Amy smoothed a lock of hair behind an ear. She gave him the Aimee En pout, which was nowhere near as effective without red lipstick, she knew. His eyes stayed focused on her. “Is that necessary?” she said.
“No big deal,” he said again. “It’ll only take a few minutes.”
“You should be looking for that boy. The one who pushed me to the ground and—”
“This will help the state police to find him.” He gave her a weak smile. “Officer Maze will be there. I know you like her.”
“Babe?” shouted Vic from the bedroom, his voice tremulous. “Are you still there? You’re still here, right?”
“I’m here!” Amy called out. “Don’t worry!
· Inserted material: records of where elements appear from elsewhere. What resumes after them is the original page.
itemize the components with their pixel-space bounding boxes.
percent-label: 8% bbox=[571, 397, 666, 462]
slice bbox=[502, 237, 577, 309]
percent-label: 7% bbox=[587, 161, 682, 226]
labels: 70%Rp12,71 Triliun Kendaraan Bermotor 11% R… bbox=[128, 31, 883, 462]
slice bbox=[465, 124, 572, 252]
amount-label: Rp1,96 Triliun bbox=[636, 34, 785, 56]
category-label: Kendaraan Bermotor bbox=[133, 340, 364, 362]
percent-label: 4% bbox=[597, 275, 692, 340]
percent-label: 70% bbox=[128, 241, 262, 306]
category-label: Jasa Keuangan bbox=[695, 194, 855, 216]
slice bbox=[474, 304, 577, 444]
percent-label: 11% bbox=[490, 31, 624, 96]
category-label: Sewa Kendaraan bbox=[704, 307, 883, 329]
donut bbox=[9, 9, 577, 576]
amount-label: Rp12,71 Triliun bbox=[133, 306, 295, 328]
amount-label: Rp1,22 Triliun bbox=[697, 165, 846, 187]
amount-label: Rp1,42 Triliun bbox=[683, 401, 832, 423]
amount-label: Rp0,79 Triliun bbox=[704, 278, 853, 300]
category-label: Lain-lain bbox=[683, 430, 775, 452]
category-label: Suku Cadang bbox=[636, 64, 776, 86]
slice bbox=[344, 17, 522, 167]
Stay where you are!” But she heard movement anyway, the light thud of his feet on the wood floor, his shuffling footsteps. No . . .
Sergeant Black’s eyes widened. Amy turned to Vic and saw him not through her own eyes but through his. “This is Vic Iota,” she said, calm as she could, gesturing at the frail ghost in the hospital robe, wispy gray hair wild around his face, the jutting bones, the eyes full of terror, the start of tears. “My manager.”